Magnetically-Functionalized Self-Aligning Graphene Fillers for High-Efficiency Thermal Management Applications

Abstract We report on heat conduction properties of thermal interface materials with self-aligning “magnetic graphene” fillers. Graphene enhanced nano-composites were synthesized by an inexpensive and scalable technique based on liquid-phase exfoliation. Functionalization of graphene and few-layer-graphene flakes with Fe 3 O 4 nanoparticles allowed us to align the fillers in an external magnetic field during dispersion of the thermal paste to the connecting surfaces. The filler alignment results in a strong increase of the apparent thermal conductivity and thermal diffusivity through the layer of nano-composite inserted between two metallic surfaces. The self-aligning “magnetic graphene” fillers improve heat conduction in composites with both curing and non-curing matrix materials.
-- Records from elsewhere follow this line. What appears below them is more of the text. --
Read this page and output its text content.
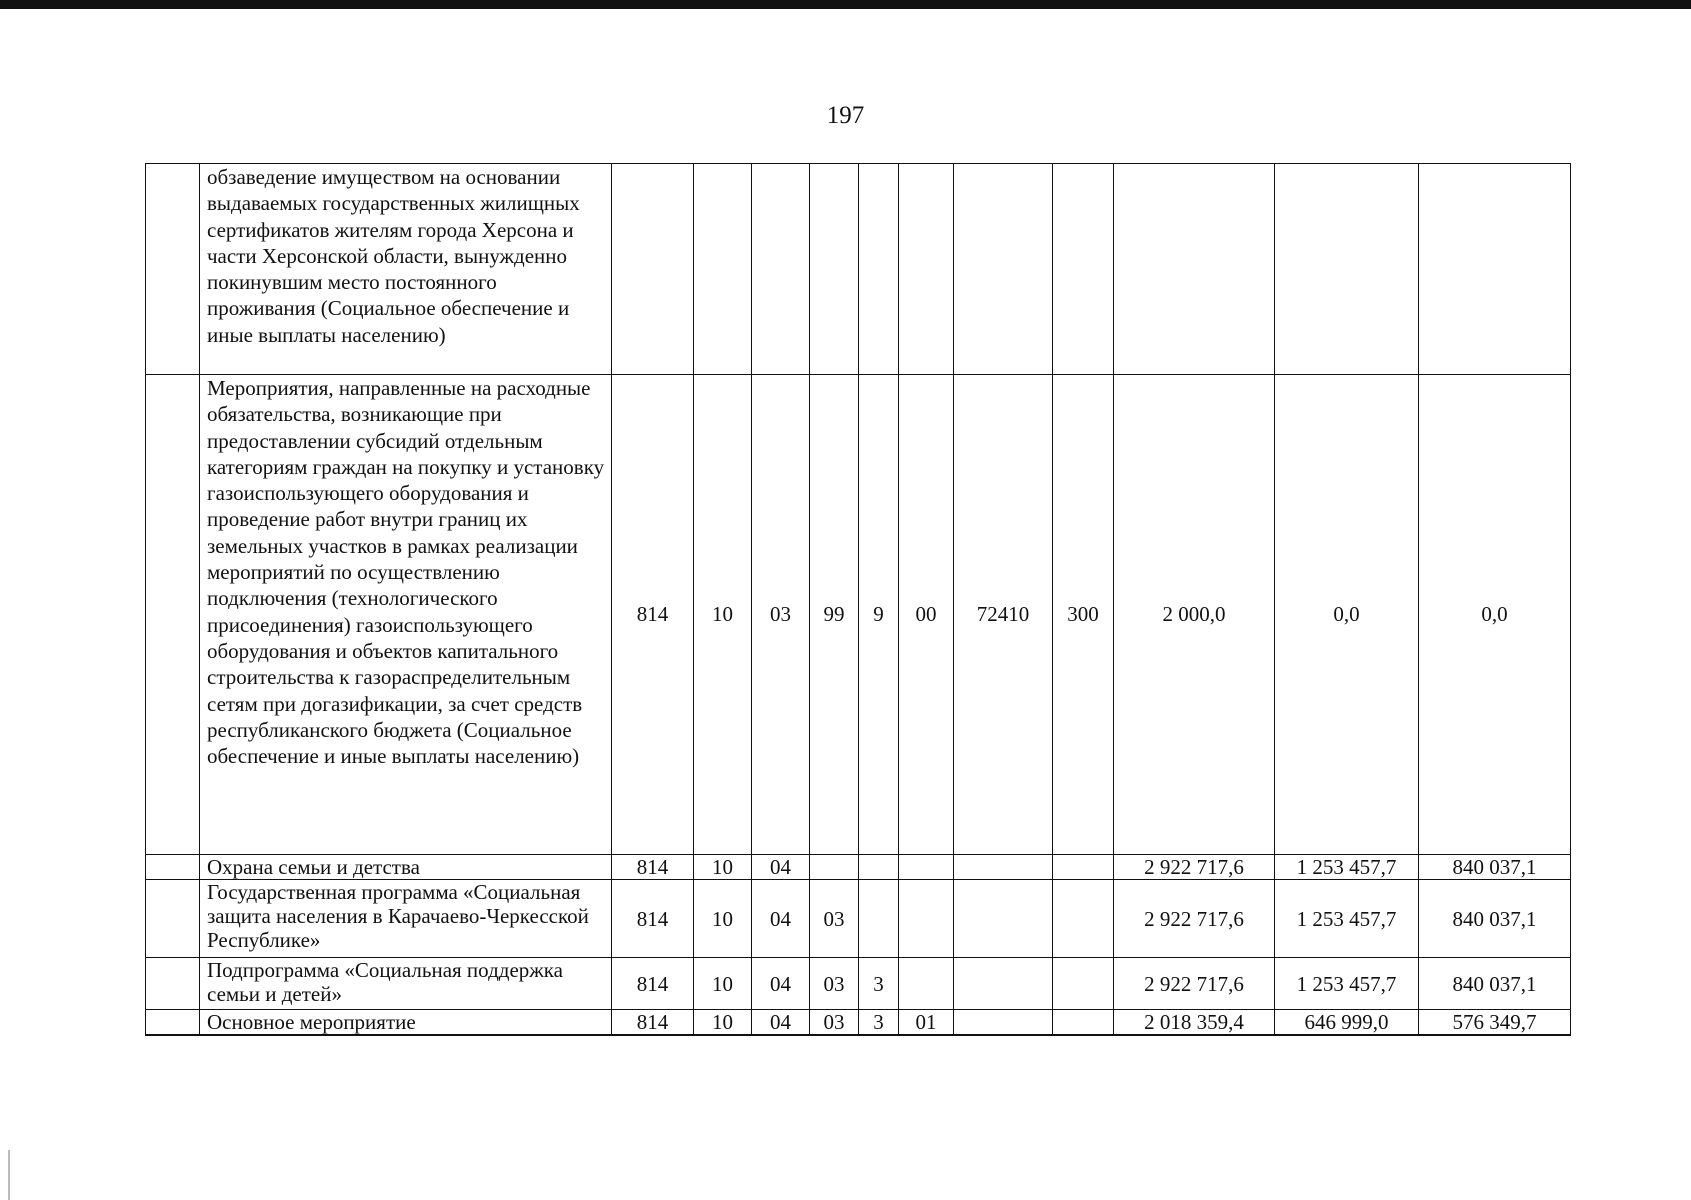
197
	обзаведение имуществом на основании выдаваемых государственных жилищных сертификатов жителям города Херсона и части Херсонской области, вынужденно покинувшим место постоянного проживания (Социальное обеспечение и иные выплаты населению)											
	Мероприятия, направленные на расходные обязательства, возникающие при предоставлении субсидий отдельным категориям граждан на покупку и установку газоиспользующего оборудования и проведение работ внутри границ их земельных участков в рамках реализации мероприятий по осуществлению подключения (технологического присоединения) газоиспользующего оборудования и объектов капитального строительства к газораспределительным сетям при догазификации, за счет средств республиканского бюджета (Социальное обеспечение и иные выплаты населению)	814	10	03	99	9	00	72410	300	2 000,0	0,0	0,0
	Охрана семьи и детства	814	10	04						2 922 717,6	1 253 457,7	840 037,1
	Государственная программа «Социальная защита населения в Карачаево-Черкесской Республике»	814	10	04	03					2 922 717,6	1 253 457,7	840 037,1
	Подпрограмма «Социальная поддержка семьи и детей»	814	10	04	03	3				2 922 717,6	1 253 457,7	840 037,1
	Основное мероприятие	814	10	04	03	3	01			2 018 359,4	646 999,0	576 349,7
The thermal conductivity enhancement with the oriented fillers is a factor of two larger than that with the random fillers even at the low ~ 1 wt.% of graphene loading. The real-life testing with computer chips demonstrated the temperature rise decrease by as much as 10 °C with use of the non-curing thermal interface material with ~ 1 wt.% of the oriented fillers. Our proof-of-concept experiments suggest that the thermal interface materials with functionalized graphene and few-layer-graphene fillers, which can be oriented during the composite application to the surfaces, can lead to a new method of thermal management of advanced electronics.